Imagine the White Stripes mixed with fond childhood lullabies wrapped in the embrace of indie music. Although this is a tougher task than most are willing to attempt, Sleeping in the Aviary does just that in their new album, Expensive Vomit in a Cheap Hotel released Monday as the band continues an ambitious cross-country tour.
Hopefully showgoers know what they are getting themselves into, as this new album will indeed overcome them with confusing emotions. At first, the music seems nice enough; it creates a melting pot of easygoing background music and upbeat singing. But don’t be fooled: Randomly throughout the tracks, horrible screamish noises attack the senses. Such a scenario might be compared to the feeling of betrayal when a cute animal approaches innocently and then viciously bites a person’s arm off. ?Switching back and forth between happy-go-lucky indie tunes and potential headaches might leave a listener wishing they had access to some Advil.
Ignoring the poorly done screamo interjections, the rest of the album can be defined as successful amateur indie music. Some of the songs sound like they were recorded in a bathroom or a basement, which two were, but, nonetheless, these are still well-produced bathroom and basement recordings.
With the album’s mostly slow tempo, it’s impossible to ignore the lyrics, which, like the general feel of the songs, are weird to a fascinating extent. Still, half the lyrics are poetic puzzles. “Write On” is particularly odd with lyrics such as, “Like a hanging noose when the knot is loose/ Gonna cup both my hands and trap this fly,” and “Like a plastic bag’s a confederate flag/ Gonna drift into the water supply.” The eccentric writing style is explained in another set of lyrics: “I’m singing songs, but I don’t know what they’re about.” It’s possible no one else does either.
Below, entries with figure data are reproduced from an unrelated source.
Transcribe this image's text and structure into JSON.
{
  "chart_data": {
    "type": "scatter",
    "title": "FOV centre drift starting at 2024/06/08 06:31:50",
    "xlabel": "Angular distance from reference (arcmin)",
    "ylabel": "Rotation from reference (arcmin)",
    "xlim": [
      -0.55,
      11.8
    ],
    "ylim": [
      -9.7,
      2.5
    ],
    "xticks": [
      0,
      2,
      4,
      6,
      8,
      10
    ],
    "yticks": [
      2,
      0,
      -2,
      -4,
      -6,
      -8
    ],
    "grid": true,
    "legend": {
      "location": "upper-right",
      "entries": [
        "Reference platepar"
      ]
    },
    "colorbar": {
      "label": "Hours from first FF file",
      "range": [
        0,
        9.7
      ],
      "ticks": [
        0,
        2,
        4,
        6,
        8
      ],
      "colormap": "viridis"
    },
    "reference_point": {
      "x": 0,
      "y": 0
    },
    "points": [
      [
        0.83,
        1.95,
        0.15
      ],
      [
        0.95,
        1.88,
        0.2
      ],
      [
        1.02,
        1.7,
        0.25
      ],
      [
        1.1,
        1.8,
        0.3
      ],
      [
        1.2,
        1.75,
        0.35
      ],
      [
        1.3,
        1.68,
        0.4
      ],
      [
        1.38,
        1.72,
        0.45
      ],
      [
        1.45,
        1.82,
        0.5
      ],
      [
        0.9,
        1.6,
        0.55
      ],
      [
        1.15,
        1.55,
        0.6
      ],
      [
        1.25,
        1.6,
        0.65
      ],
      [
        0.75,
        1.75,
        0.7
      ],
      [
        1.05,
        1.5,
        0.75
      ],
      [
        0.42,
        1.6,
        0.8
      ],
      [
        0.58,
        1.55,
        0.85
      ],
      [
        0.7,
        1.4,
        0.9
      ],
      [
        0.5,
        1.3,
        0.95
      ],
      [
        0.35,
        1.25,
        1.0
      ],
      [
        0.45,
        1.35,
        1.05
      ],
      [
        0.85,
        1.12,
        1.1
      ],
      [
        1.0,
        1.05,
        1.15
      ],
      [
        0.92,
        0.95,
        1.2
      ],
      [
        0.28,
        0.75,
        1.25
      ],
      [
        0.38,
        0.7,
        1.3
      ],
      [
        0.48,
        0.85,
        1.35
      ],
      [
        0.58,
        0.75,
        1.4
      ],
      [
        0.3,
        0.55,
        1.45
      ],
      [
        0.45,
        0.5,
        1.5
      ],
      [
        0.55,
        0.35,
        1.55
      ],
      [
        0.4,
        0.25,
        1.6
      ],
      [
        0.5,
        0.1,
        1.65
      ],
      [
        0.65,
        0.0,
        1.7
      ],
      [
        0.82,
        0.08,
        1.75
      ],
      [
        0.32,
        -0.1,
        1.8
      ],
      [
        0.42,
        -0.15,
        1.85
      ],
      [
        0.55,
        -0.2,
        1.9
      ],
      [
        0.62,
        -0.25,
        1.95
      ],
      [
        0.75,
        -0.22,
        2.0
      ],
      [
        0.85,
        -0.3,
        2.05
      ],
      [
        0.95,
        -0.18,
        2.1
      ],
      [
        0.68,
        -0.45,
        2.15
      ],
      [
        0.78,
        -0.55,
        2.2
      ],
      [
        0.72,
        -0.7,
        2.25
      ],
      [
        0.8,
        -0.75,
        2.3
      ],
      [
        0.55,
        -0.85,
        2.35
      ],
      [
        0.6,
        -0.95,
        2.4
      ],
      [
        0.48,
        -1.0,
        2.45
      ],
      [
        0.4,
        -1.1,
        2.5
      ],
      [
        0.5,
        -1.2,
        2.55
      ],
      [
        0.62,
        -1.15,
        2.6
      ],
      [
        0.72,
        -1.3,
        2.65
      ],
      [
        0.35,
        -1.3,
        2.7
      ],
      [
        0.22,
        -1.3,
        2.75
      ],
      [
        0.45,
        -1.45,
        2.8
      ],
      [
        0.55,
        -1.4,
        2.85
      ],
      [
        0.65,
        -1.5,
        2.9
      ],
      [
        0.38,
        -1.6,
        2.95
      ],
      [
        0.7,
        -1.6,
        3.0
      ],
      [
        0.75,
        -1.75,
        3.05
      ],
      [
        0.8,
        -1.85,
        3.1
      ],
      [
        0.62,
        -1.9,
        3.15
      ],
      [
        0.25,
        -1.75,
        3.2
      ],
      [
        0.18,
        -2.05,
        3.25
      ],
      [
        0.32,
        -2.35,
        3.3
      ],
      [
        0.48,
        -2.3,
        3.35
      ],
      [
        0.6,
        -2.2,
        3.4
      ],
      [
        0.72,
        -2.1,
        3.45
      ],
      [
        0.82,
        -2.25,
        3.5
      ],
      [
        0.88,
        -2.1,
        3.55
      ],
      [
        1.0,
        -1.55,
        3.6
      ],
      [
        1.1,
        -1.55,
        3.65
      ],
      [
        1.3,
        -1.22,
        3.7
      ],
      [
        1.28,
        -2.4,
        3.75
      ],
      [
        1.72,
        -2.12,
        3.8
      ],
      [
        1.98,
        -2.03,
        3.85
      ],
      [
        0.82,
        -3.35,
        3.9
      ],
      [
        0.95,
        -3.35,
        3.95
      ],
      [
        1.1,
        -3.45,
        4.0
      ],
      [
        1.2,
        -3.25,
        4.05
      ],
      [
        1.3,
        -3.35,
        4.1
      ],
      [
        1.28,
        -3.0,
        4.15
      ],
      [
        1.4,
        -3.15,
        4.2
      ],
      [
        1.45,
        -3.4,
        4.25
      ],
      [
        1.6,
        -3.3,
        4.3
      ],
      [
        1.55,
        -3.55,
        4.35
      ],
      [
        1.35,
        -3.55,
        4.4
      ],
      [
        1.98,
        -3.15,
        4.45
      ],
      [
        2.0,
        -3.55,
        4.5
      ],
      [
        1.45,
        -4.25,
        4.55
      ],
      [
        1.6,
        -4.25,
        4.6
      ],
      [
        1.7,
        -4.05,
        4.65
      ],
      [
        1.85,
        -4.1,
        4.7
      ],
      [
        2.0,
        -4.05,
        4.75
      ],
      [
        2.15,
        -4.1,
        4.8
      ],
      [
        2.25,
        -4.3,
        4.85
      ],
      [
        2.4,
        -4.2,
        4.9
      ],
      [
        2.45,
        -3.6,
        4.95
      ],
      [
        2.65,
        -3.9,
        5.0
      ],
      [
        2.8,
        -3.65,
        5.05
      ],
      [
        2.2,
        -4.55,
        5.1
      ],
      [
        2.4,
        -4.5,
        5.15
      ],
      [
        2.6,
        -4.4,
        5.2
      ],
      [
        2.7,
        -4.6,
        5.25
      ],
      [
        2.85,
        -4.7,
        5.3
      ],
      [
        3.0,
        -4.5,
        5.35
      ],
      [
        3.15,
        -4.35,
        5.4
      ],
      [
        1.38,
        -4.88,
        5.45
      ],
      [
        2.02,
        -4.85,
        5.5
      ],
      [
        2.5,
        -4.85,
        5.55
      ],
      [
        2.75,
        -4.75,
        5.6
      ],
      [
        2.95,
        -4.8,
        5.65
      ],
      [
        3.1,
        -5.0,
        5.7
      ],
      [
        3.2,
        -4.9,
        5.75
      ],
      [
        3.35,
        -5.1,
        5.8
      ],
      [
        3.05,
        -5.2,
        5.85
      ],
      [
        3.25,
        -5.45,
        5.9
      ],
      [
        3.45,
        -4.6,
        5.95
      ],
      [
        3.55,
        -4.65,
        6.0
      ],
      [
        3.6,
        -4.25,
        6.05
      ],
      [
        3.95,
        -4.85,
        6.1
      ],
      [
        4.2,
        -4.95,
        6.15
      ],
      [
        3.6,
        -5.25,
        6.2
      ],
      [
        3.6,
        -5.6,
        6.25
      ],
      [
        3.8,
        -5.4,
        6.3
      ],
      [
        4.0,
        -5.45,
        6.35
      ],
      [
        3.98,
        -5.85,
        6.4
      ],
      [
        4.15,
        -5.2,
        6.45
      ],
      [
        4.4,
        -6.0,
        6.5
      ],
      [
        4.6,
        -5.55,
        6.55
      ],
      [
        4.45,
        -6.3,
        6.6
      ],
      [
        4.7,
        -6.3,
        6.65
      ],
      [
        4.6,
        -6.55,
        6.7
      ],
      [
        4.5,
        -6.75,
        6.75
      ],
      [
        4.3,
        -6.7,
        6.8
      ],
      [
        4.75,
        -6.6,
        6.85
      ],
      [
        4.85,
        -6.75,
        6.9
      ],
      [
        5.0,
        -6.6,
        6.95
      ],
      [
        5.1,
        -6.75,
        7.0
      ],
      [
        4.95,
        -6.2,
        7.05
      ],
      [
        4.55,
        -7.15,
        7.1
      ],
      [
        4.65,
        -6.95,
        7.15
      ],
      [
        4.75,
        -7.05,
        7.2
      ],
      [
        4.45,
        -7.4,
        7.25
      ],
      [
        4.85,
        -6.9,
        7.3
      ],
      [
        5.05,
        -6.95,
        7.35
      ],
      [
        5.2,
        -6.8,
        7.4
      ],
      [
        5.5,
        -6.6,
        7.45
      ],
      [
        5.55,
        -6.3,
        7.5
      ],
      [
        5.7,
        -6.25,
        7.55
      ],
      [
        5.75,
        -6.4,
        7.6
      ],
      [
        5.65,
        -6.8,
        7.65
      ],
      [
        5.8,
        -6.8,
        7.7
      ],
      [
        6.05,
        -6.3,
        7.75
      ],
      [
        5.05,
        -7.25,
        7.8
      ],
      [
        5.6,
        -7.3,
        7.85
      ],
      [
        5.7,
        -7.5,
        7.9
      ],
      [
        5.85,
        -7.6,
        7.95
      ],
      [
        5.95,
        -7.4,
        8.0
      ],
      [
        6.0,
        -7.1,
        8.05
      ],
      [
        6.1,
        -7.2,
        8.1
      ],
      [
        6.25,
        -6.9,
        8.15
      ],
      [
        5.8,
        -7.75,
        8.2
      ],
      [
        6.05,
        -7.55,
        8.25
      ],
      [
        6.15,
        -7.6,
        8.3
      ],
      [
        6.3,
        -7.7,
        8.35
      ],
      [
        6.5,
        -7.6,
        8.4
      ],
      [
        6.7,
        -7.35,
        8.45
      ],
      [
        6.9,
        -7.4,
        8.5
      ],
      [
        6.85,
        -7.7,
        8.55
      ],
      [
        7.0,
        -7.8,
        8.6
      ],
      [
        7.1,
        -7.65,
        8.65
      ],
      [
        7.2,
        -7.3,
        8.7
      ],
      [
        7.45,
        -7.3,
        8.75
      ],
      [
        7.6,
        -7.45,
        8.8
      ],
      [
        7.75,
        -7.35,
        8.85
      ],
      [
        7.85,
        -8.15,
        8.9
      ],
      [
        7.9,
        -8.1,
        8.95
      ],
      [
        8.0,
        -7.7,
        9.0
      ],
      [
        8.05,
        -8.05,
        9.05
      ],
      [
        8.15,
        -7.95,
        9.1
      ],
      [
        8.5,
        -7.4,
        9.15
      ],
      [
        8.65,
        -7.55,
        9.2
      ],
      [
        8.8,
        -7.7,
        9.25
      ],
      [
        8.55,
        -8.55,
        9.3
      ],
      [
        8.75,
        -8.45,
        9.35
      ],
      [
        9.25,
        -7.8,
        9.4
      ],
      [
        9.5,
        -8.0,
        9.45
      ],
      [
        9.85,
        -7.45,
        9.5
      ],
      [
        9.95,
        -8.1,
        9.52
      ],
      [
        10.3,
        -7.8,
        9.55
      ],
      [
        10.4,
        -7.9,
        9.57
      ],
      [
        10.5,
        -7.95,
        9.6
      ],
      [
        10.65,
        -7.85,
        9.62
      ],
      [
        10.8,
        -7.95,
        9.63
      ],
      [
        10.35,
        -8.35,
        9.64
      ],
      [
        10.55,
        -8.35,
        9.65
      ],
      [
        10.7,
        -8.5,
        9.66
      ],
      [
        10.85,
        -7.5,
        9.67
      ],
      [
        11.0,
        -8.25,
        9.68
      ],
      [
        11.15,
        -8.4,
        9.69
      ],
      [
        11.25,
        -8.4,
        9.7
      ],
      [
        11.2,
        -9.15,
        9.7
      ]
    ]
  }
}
The other half of the songs are disturbingly honest. In “I’m Old,” vocalist Elliott Kozel sings “My parents are both patients and my pets they are all dead/ No one seems to like me so I pretend I am well-read.” And in “Things Look Good,” we find ideas like “My mother sleeps in a bag on the floor/ With my sister but she does not cry anymore.” These are more significant than random words, and they successfully provoke the listener to wonder about the true meaning behind them.
Some albums are required to have parental advisory labels, but this one should have a label that says “Try and Figure Out at Your Own Risk.” Between the confusing switches from laid-back music to gross half screams and the either insanely confusing or blatantly honest lyrics, this album will have listeners’ heads spinning. Although Advil may be required to fully enjoy the album, something must be said for its ability to knock a listener off the normal track on which they probably reside. Sleeping in the Aviary took on the challenge of mixing sounds and ideas in Expensive Vomit in a Cheap Hotel, and even though they created something fascinating, it’s important to remember that fascinating isn’t always fun.